My new year-view planner arrived yesterday and spent the day rolled out on the floor being flattened. Before I went outside to exercise this morning, I pinned it to the door across from my desk, so it would be there when I came back into write.
Now, I’m sitting at my desk, with the calendar in front of me when I look up, and I’m feeling a discomforting yearning.
I want all the days.
I want all the days to be wide-open, unstructured, with the freedom to make art, or write, as much as I want, and I want it to be like this all year. Most of the time, I don’t experience this feeling as acutely as I am experiencing it right now. Most of the time, I don’t look at an entire year at one glance.
Perhaps this is why I have not done a lot of full-year planning before.
A friend of mine says, “you can’t drive all the cars on the highway,” when he talks about road rage. I can’t have “all the days,” not all at once, not all rolled into one.
All I have is today. Even less than that, all I have is this exact moment, 8 a.m., dim light, probably going to be a sunny day but not sure about that yet. That’s why I didn’t edit the photo to make it look any brighter. This is exactly what it looks like right now, at this moment, from my desk.
I think I need to look ahead more than I have been doing. I certainly can’t defend my previous planning exercises based on the results. I believe I am more useful to myself and to my art if I have some moderately clear idea of what I would like to have accomplished within a certain period of time. Certainly, it would be useful to look ahead, and know where my big obligations are coming, so that I can be more ready ahead.

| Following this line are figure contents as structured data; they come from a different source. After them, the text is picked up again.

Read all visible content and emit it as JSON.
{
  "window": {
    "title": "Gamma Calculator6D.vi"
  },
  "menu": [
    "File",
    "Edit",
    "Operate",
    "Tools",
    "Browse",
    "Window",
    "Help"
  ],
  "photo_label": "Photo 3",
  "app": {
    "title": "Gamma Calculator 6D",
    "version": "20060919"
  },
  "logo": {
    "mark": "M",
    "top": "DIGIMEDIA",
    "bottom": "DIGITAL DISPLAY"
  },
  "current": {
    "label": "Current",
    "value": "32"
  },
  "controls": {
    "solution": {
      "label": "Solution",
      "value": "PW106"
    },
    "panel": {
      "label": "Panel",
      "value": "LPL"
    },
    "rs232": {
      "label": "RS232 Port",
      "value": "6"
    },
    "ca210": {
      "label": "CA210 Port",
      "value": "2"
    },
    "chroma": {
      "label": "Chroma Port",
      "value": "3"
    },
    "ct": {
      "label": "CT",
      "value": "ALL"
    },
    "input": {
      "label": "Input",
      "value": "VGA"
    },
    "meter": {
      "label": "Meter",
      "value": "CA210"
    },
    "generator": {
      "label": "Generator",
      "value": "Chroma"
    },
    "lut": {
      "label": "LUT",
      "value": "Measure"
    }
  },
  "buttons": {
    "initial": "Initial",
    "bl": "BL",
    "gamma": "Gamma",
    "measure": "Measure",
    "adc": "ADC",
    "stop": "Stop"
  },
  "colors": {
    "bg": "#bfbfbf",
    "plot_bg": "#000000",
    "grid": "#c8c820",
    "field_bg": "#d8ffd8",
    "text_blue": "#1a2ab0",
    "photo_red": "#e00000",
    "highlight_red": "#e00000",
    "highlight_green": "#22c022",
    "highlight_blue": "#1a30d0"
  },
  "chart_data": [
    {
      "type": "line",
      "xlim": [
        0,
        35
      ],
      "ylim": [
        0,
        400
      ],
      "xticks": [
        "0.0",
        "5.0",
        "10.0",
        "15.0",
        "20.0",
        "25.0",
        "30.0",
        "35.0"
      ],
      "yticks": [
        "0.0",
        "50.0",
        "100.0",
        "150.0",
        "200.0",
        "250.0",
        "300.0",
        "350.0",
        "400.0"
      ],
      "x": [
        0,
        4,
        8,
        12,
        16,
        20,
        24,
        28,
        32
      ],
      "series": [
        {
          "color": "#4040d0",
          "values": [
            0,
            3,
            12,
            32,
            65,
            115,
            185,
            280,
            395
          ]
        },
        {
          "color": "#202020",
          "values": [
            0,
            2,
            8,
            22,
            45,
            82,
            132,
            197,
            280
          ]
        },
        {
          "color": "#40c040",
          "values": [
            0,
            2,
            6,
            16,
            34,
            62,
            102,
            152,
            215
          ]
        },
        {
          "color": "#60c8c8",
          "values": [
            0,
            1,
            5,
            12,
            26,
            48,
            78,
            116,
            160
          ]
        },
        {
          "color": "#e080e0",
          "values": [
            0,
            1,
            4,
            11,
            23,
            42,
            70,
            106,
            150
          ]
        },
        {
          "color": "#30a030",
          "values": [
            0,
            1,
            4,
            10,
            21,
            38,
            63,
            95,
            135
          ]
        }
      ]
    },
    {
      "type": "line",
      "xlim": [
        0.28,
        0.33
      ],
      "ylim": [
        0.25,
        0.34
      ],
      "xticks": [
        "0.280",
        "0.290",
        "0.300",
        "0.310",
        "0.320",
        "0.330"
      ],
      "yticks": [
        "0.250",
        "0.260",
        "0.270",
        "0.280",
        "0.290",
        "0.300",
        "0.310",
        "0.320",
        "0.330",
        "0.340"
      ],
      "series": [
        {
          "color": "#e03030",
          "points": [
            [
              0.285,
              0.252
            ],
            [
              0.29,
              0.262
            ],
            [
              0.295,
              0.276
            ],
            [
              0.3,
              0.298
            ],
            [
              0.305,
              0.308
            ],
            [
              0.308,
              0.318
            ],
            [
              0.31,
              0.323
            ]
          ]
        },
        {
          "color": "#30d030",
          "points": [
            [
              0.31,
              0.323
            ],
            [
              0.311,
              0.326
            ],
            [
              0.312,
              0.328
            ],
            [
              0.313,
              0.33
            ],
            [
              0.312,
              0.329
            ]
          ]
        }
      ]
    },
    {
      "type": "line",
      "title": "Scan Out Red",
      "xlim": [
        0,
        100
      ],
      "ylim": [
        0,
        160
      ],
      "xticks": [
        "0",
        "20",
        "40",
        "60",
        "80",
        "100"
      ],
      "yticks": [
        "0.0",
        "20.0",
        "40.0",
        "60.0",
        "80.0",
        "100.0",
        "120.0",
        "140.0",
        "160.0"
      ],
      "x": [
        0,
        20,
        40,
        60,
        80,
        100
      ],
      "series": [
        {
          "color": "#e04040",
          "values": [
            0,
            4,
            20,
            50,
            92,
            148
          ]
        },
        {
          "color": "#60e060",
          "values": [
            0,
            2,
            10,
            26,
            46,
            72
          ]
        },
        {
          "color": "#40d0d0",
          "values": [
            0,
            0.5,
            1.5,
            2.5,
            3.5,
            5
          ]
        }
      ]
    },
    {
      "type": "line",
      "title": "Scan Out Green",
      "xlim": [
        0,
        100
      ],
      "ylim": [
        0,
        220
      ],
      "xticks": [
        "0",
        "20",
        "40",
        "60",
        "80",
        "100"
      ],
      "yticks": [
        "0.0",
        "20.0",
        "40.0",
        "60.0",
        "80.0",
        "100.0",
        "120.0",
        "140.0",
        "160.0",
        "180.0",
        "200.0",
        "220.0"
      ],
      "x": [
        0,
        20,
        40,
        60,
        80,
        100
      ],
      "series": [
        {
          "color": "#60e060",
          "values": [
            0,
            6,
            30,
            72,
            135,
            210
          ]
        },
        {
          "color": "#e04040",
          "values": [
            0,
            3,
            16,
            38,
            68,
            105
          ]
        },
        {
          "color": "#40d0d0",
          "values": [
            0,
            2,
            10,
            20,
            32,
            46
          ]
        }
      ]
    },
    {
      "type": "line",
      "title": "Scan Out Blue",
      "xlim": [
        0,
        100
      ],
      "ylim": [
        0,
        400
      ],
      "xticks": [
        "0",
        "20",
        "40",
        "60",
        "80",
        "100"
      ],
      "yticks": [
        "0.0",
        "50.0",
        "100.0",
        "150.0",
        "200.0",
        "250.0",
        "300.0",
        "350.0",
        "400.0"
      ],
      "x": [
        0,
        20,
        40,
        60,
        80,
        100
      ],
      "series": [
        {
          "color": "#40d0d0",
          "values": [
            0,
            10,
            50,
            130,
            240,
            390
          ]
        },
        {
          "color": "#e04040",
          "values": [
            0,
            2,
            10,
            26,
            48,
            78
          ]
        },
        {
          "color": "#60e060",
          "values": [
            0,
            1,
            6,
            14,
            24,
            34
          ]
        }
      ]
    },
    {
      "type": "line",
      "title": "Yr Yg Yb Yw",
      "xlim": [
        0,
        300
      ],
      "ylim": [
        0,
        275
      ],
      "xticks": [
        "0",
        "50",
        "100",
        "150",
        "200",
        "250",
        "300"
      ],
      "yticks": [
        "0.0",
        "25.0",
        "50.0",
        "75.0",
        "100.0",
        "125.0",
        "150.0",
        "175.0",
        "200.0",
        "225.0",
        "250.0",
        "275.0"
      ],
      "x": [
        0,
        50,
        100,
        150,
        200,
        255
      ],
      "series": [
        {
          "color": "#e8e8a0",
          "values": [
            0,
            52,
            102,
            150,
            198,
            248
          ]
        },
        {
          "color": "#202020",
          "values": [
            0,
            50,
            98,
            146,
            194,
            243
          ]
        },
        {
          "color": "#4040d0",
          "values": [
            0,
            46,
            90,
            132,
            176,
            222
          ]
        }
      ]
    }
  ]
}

And at the same time, I am not thrilled with this discomforting feeling of wanting to know how the whole year is going to be. Perhaps better planning, which in my case is any planning at all, might make it possible to have more days be the way I love them being: no makeup, no driving, no appointments, lots of art. Still, planning doesn’t solve for one day at a time, and living in the moment, and “hell is wanting to be somewhere else.” I’m going to cut that header off the calendar. There is no winning and losing; there is only today, right now.
Incidentally, I do not like the weekends being marked in bright yellow. They could have been marked in a shade with much much less contrast. Similarly, the black “day” boxes are illegible, and useless from here. I can tell Monday; it’s the day after yellow. Sigh.
I find myself wondering if this is more a planner or a tracker; time will tell how it turns out.